Editor’s Note: Over the past 50 years, Diseño Shakespear has had a transformative impact on design in Argentina. Founded by Ronald Shakespear, the Buenos Aires-based consultancy has left its visual imprint on several of Argentina’s most important public facilities, including wayfinding systems for the Buenos Aires subway, hospitals, the Temaiken Zoo and sports centers. This has earned Shakespear a global reputation, recognized in design journals, exhibitions in Europe and the U.S., and induction as a Fellow in the Society of Environmental Graphic Design in 2008. Between 1985 and 1992, he served as head professor at the University of Buenos Aires Division of Architecture, Design and Urbanism, and now with his sons, Lorenzo and Juan, and daughter, Barbara, serve clients through Diseño Shakespear. Here, Shakespear acts as our “foreign correspondent,” talking about the state of design in Argentina.

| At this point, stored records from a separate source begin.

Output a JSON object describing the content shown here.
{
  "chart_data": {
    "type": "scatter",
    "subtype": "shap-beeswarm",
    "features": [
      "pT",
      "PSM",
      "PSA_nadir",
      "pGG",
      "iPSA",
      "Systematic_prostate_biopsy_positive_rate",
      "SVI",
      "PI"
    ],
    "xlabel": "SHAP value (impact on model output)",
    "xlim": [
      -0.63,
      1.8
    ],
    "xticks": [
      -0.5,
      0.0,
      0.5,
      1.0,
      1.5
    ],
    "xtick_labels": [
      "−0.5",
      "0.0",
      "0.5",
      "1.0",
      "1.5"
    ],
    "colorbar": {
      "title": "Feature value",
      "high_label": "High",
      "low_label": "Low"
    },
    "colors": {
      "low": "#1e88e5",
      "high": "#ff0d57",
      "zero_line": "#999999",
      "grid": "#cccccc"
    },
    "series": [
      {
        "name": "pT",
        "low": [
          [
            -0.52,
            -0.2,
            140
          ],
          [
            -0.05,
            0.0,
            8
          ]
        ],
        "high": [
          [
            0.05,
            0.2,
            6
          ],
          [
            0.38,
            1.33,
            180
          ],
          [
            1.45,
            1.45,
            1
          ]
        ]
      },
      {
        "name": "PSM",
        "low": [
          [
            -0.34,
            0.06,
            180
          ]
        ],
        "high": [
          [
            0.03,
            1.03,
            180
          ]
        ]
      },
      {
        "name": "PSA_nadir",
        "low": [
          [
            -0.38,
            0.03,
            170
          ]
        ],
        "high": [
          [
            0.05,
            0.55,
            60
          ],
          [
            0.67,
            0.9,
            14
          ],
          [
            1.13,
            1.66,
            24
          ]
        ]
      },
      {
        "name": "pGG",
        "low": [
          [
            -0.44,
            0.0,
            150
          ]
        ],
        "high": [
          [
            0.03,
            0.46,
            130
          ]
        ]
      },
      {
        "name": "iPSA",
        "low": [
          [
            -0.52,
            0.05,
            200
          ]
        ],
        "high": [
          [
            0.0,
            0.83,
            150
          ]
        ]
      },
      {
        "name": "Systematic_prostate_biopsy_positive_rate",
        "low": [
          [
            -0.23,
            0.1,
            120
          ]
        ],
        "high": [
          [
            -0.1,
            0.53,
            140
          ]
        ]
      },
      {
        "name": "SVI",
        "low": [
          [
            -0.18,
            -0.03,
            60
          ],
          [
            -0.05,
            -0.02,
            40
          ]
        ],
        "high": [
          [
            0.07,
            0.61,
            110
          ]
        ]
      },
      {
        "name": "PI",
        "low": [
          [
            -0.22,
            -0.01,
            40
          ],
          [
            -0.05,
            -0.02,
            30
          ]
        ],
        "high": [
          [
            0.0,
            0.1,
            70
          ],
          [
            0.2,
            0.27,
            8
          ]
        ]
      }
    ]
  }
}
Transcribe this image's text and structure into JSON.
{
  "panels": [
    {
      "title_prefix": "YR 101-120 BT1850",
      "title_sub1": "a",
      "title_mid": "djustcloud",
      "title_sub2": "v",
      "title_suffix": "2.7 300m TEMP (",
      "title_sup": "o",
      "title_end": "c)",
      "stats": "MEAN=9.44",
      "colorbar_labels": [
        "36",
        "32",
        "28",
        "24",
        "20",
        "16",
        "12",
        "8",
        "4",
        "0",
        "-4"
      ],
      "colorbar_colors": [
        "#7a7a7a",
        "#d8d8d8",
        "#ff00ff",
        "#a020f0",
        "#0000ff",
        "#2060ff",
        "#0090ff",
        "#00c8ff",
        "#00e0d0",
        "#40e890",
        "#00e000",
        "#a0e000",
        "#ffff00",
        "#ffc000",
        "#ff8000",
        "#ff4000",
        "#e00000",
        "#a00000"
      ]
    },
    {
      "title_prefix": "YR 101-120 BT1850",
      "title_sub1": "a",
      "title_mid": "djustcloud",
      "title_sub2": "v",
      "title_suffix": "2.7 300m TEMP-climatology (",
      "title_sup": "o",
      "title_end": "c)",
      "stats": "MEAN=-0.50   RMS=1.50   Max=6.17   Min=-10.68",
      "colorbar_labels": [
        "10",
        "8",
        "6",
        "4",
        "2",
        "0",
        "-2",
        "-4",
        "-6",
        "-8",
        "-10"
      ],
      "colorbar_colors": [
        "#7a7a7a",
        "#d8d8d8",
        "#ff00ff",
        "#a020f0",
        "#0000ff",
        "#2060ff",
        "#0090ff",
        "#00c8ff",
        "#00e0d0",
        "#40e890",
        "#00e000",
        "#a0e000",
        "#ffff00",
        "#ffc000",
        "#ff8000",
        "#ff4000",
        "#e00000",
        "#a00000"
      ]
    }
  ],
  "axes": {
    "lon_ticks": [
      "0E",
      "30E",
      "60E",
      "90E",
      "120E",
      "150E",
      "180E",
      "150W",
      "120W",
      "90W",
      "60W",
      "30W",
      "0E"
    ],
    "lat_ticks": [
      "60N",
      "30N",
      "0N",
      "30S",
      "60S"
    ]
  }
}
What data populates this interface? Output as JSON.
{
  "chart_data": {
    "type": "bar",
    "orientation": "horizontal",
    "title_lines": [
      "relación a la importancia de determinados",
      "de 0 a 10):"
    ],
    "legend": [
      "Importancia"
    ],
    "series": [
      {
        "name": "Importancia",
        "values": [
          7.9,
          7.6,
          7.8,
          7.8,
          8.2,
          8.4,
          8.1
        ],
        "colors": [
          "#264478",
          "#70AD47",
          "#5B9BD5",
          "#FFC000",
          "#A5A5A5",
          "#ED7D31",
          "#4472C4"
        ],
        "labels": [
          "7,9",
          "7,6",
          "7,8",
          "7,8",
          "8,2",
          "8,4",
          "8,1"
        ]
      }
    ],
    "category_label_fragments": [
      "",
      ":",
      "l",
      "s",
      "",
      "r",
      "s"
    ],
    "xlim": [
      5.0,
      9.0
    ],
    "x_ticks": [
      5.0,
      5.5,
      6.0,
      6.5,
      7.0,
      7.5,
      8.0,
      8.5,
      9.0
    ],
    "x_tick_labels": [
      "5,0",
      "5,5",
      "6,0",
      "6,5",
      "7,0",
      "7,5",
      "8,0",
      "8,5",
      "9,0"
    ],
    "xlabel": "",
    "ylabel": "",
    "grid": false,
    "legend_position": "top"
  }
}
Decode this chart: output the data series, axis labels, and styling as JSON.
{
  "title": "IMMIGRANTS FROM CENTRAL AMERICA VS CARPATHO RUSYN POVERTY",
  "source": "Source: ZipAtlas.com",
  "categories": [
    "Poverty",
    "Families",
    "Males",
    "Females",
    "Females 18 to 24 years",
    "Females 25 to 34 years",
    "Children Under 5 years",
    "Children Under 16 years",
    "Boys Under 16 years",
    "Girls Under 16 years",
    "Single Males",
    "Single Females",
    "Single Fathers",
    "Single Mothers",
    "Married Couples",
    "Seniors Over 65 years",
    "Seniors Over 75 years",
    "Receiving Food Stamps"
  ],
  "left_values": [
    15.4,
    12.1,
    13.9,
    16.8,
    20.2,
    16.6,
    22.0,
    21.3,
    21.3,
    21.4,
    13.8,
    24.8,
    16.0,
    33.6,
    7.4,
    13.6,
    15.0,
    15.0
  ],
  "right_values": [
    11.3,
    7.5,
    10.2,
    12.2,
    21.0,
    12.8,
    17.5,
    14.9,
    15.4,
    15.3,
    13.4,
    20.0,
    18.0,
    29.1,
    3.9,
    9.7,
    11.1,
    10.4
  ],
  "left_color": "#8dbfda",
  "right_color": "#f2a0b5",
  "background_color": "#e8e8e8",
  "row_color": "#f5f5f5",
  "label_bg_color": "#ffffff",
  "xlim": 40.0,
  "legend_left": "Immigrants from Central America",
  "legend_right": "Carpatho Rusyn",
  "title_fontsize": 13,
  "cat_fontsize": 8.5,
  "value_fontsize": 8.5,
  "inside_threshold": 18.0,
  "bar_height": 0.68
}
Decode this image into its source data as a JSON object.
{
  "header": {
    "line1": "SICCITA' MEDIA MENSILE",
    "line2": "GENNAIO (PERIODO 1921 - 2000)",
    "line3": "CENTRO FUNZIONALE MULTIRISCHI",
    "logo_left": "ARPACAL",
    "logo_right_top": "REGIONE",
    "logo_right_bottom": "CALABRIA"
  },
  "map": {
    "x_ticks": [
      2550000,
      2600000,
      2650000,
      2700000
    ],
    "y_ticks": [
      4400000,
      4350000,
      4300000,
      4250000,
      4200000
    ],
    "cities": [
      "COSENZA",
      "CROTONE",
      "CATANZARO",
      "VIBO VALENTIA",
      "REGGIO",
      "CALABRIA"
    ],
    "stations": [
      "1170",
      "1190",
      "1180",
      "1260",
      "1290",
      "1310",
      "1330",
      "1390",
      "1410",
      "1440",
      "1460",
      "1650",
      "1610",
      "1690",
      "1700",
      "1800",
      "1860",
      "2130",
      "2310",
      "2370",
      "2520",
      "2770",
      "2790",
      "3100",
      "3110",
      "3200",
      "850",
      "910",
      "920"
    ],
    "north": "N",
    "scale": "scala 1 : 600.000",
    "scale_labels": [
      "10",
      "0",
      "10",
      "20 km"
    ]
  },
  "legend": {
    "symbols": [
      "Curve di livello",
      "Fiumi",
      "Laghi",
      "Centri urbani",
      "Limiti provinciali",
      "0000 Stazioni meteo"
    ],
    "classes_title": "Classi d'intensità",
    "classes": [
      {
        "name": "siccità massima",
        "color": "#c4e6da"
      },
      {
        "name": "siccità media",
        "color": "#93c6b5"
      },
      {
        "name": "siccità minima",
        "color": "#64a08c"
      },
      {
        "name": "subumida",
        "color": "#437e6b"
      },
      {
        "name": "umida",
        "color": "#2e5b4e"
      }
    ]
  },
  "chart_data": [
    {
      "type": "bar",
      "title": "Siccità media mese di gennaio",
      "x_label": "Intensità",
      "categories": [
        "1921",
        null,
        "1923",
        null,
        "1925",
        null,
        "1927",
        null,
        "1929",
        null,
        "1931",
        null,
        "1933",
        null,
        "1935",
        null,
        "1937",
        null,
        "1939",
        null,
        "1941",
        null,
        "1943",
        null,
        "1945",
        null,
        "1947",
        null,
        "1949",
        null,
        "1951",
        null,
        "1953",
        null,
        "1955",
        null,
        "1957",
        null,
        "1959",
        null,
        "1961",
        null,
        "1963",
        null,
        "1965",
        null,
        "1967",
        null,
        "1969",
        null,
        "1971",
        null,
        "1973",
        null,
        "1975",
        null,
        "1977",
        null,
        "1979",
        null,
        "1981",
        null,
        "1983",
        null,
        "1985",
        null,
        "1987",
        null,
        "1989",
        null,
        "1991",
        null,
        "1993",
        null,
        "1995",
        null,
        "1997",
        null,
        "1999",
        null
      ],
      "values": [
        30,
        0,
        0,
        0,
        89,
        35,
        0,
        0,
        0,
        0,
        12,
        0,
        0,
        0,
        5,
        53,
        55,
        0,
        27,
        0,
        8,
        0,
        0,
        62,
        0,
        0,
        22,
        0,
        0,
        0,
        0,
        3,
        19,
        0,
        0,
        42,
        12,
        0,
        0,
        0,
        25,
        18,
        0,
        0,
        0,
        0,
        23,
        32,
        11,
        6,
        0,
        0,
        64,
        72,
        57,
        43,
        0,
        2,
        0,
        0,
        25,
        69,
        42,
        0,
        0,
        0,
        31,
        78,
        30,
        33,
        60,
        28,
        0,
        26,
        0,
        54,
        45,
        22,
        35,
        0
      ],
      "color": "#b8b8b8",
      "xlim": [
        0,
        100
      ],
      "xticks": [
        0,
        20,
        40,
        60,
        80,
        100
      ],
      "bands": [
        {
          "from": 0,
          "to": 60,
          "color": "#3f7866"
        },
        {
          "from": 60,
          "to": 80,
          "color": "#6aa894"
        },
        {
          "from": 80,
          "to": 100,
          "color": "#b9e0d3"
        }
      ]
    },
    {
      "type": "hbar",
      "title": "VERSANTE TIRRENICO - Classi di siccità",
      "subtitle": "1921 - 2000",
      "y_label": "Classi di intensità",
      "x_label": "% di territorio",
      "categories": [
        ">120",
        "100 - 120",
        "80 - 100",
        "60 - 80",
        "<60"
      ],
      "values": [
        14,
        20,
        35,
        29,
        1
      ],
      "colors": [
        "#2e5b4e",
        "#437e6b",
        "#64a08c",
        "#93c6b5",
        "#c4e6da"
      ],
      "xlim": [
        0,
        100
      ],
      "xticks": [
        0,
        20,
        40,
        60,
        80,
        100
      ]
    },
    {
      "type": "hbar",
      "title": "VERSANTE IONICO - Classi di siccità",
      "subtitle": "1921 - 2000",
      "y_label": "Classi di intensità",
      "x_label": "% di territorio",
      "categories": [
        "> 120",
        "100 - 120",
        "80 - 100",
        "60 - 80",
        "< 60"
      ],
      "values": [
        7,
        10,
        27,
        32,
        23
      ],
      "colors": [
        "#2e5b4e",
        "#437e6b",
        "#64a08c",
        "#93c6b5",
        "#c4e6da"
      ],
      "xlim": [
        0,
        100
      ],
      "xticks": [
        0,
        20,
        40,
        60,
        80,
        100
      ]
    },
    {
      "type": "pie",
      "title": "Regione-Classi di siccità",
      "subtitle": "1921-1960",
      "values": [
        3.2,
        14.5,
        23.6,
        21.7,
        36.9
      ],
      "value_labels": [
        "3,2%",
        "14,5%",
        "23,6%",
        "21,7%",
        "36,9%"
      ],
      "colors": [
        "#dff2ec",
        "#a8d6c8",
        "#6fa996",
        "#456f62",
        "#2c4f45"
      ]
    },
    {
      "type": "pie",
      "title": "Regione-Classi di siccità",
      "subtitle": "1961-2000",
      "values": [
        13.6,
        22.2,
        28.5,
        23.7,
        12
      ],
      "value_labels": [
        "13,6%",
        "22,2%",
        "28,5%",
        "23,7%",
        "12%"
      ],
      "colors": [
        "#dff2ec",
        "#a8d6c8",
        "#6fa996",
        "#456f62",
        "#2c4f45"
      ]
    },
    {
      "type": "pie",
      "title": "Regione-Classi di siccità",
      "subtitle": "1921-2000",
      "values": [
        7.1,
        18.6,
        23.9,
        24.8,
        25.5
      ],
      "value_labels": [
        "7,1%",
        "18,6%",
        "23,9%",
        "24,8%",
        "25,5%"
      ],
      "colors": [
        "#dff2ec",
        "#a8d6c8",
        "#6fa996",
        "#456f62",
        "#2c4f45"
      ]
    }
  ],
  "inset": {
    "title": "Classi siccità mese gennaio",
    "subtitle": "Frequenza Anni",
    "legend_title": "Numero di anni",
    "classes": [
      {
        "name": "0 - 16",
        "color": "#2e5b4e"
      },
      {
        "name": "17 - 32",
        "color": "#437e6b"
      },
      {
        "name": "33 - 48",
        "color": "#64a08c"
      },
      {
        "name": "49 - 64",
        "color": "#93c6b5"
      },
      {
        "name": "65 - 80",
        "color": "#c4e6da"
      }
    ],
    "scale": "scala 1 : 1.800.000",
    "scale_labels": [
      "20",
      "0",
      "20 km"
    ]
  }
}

What makes the history of Argentina’s design industry unique and challenging?
The history of graphic design in Argentina cannot be understood without taking into account the context, the country’s history and, more recently, its social and economic policies. Argentina is a sovereign and federal state, fully cosmopolitan, and based on two founding ethnic groups — Spain and Italy- as well as minor migration movements from countries such as Poland, Germany, Peru, England, Paraguay, Bolivia, Wales, etc. A series of de facto rulers, economic breakdowns, historically rampant inflation, have made working in Argentina difficult for everyone and particularly difficult for designers, whose work depends mostly on factors associated with a nation’s prosperity and stability.